A case study of heat transmission in a Williamson fluid flow through a ciliated porous channel: A semi-numerical approach

Abstract

Williamson fluid with cilia motion helps to understand the non-Newtonian fluids' rheological characteristics and get better heat transmission rates. Thus, the current problem is intended to semi-numerically discuss the heat transmission in Williamson fluid flow through a ciliated channel under a Magnetic field and Porous Medium. Mathematical modeling of the intended problem complicates the PDE system in viscous dissipation. The complex system of PDEs is transformed from wave to fixed frame under the low Reynolds number and long wavelength approximation. Differential Transform Method (DTM) has been incorporated as an efficient semi-numerical technique to solve these dimensionless coupled nonlinear partial differential equations. The existence of a solution has been established with the DTM, and the outcomes of the boundary layer distribution are found in mathematical and graphical forms.

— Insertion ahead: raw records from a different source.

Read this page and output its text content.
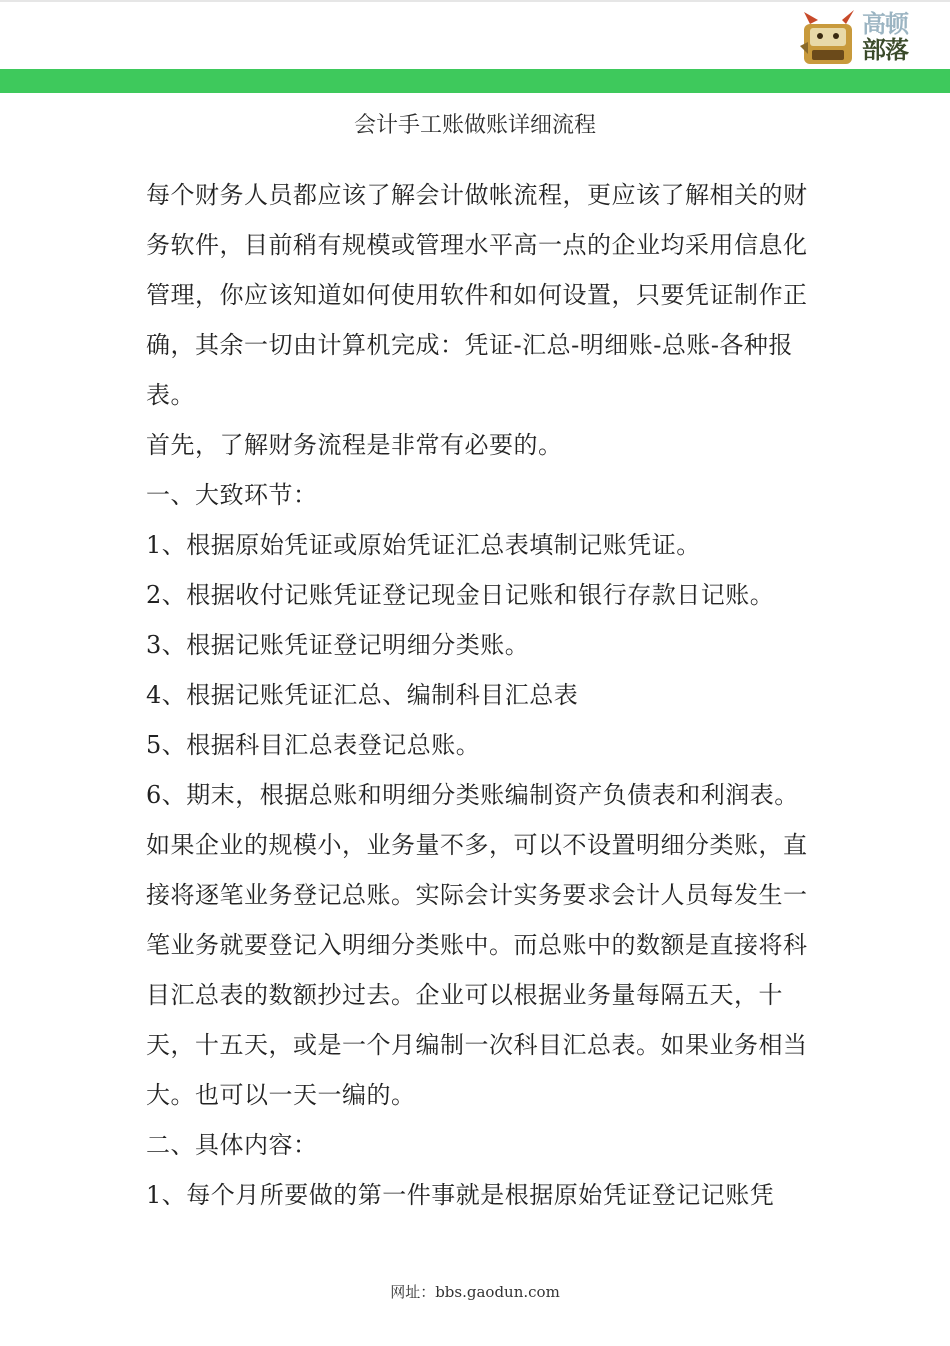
高顿
部落
会计手工账做账详细流程

每个财务人员都应该了解会计做帐流程，更应该了解相关的财务软件，目前稍有规模或管理水平高一点的企业均采用信息化管理，你应该知道如何使用软件和如何设置，只要凭证制作正确，其余一切由计算机完成：凭证-汇总-明细账-总账-各种报表。

首先，了解财务流程是非常有必要的。

一、大致环节：

1、根据原始凭证或原始凭证汇总表填制记账凭证。

2、根据收付记账凭证登记现金日记账和银行存款日记账。

3、根据记账凭证登记明细分类账。

4、根据记账凭证汇总、编制科目汇总表

5、根据科目汇总表登记总账。

6、期末，根据总账和明细分类账编制资产负债表和利润表。如果企业的规模小，业务量不多，可以不设置明细分类账，直接将逐笔业务登记总账。实际会计实务要求会计人员每发生一笔业务就要登记入明细分类账中。而总账中的数额是直接将科目汇总表的数额抄过去。企业可以根据业务量每隔五天，十天，十五天，或是一个月编制一次科目汇总表。如果业务相当大。也可以一天一编的。

二、具体内容：

1、每个月所要做的第一件事就是根据原始凭证登记记账凭

网址：bbs.gaodun.com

The pertinent parameters are analyzed through graphs which are plotted by the software “Mathematica.” The current investigation suggests that the conduction process escalates heat transfer through the molecules of the liquid. It is further noticed that enhancing the values of Darcy's parameter magnitude of the velocity profile rises due to an increase in the number of pores. Finally, the present study will provide significant applications in bioengineering, medical sciences, and medical equipment for the clearance of viscoelastic fluid from dust and viruses.